Upaya pembunuhan itu gagal. Mardjuk, Abudin, Djaja, Napdi, Kamil dan Sanusi kemudian ditangkap dan dijatuhi hukuman mati. Perlawanan Kartosuwiryo sendiri berakhir tepatnya pada tanggal 6 juni 1962. Ia tertangkap oleh pasukan Kompi C Batalion 328/Kujang II Divisi Siliwangi setelah bersembunyi di gunung Rakutak, Jawa Barat.

Dijatuhi Hukuman Mati

Setelah ditangkap, Ia kemudian diadili dalam sidang Pengadilan Mahkamah Darurat Perang. Ia didakwa melakukan pemberontakan dan penghianatan terhadap pemerintahan yang sah.

Biografi Kartosuwiryo

Hasil persidangan memutuskan Kartosuwiryo, pentolan DI/TII ini dijatuhi hukuman mati. Ia sempat melakukan upaya meminta grasi atau pengampunan kepada Presiden Soekarno yang menjadi temannya sewaktu masih bersama-sama di rumah HOS Cokroaminoto.

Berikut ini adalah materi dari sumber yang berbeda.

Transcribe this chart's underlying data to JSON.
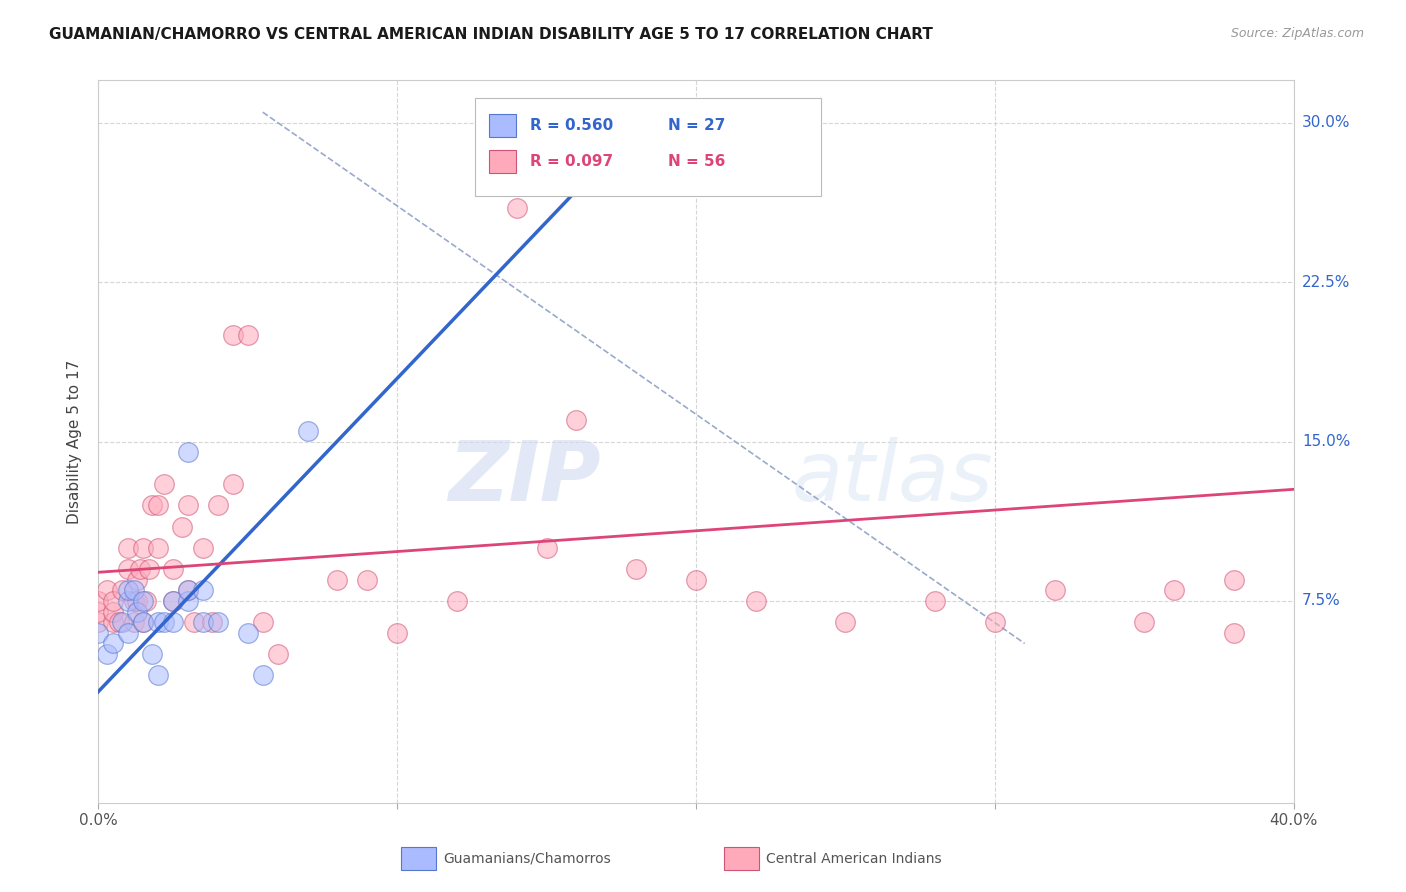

Namun upayanya tersebut ditolak oleh Soekarno. Akhirnya eksekusi mati terhadapnya dilakukan pada tanggal 5 September 1962 beberapa bulan setelah ia tertangkap. Lokasi eksekusi mati Kartosuwiryo dilakukan di Pulau Ubi di wilayah kepulauan Seribu, Jakarta. Ia juga dimakamkan disana.